Earnings in its commercial arm rose to $17.bn, while revenues at its defence, space and security business, which manufactures Chinook helicopters and F-15 jets, as well as satellites, rose to $8.3bn.
The company said the success of its commercial business during the quarter suggested full-year revenues will be $500m higher than originally forecast, falling somewhere between $95bn and $97bn, while core earnings per share will increase to between $7.95 and $8.15, from the $7.70 to $7.90 previously expected.
In June this year the company announced plans to scale back production of its iconic 747 to one a month - a year after it made its 1,500th delivery of the aircraft, the first wide-body aircraft to do so.

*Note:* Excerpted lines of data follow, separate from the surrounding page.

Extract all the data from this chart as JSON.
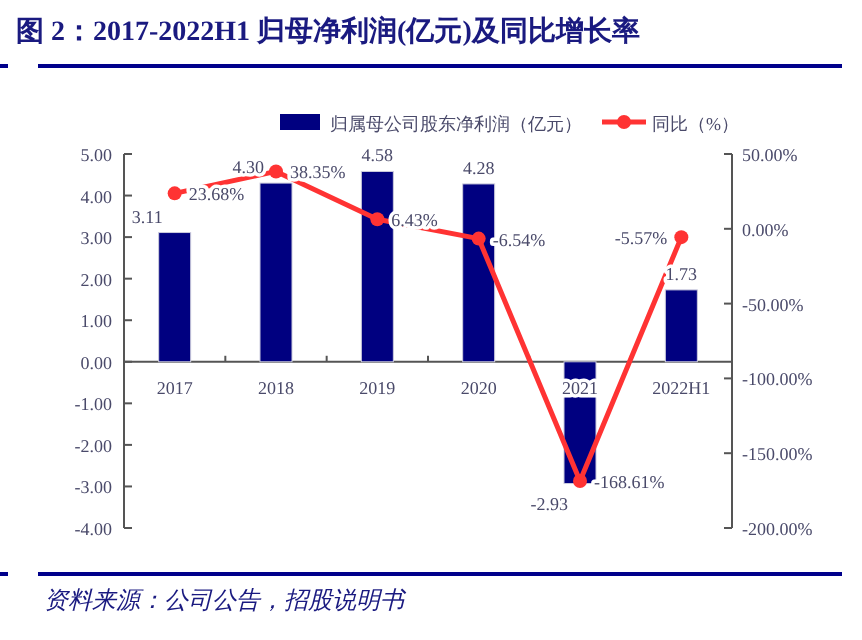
{
  "chart_data": {
    "type": "bar",
    "title": "图 2：2017-2022H1 归母净利润(亿元)及同比增长率",
    "categories": [
      "2017",
      "2018",
      "2019",
      "2020",
      "2021",
      "2022H1"
    ],
    "series": [
      {
        "name": "归属母公司股东净利润（亿元）",
        "color": "#000080",
        "values": [
          3.11,
          4.3,
          4.58,
          4.28,
          -2.93,
          1.73
        ],
        "value_labels": [
          "3.11",
          "4.30",
          "4.58",
          "4.28",
          "-2.93",
          "1.73"
        ]
      },
      {
        "name": "同比（%）",
        "type": "line",
        "axis": "y2",
        "color": "#ff3333",
        "marker": "circle",
        "values": [
          23.68,
          38.35,
          6.43,
          -6.54,
          -168.61,
          -5.57
        ],
        "value_labels": [
          "23.68%",
          "38.35%",
          "6.43%",
          "-6.54%",
          "-168.61%",
          "-5.57%"
        ]
      }
    ],
    "ylim": [
      -4,
      5
    ],
    "yticks": [
      {
        "value": 5,
        "label": "5.00"
      },
      {
        "value": 4,
        "label": "4.00"
      },
      {
        "value": 3,
        "label": "3.00"
      },
      {
        "value": 2,
        "label": "2.00"
      },
      {
        "value": 1,
        "label": "1.00"
      },
      {
        "value": 0,
        "label": "0.00"
      },
      {
        "value": -1,
        "label": "-1.00"
      },
      {
        "value": -2,
        "label": "-2.00"
      },
      {
        "value": -3,
        "label": "-3.00"
      },
      {
        "value": -4,
        "label": "-4.00"
      }
    ],
    "y2lim": [
      -200,
      50
    ],
    "y2ticks": [
      {
        "value": 50,
        "label": "50.00%"
      },
      {
        "value": 0,
        "label": "0.00%"
      },
      {
        "value": -50,
        "label": "-50.00%"
      },
      {
        "value": -100,
        "label": "-100.00%"
      },
      {
        "value": -150,
        "label": "-150.00%"
      },
      {
        "value": -200,
        "label": "-200.00%"
      }
    ],
    "legend": "top",
    "grid": false,
    "annotations": [
      "资料来源：公司公告，招股说明书"
    ]
  }
}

President and chief executive Dennis Muilenburg, who took the reins from industry veteran Jim McNerney at the beginning of July, emphasised the company’s commitment to returning cash to shareholders.
The company said it had repurchased 11m shares for $1.5bn during the quarter, reflecting a 25 per cent increase in dividends per share compared with the same period last year.
However, the news also came on the same day a F-18 jet belonging to the US navy crashed in Cambridgeshire, killing its pilot. F-18s were manufactured in the 1980s and early 1990s by McDonnell Douglas, which merged with Boeing in 1997.
Shares in the company were up 1.7 per cent at $141 in lunchtime trading in New York.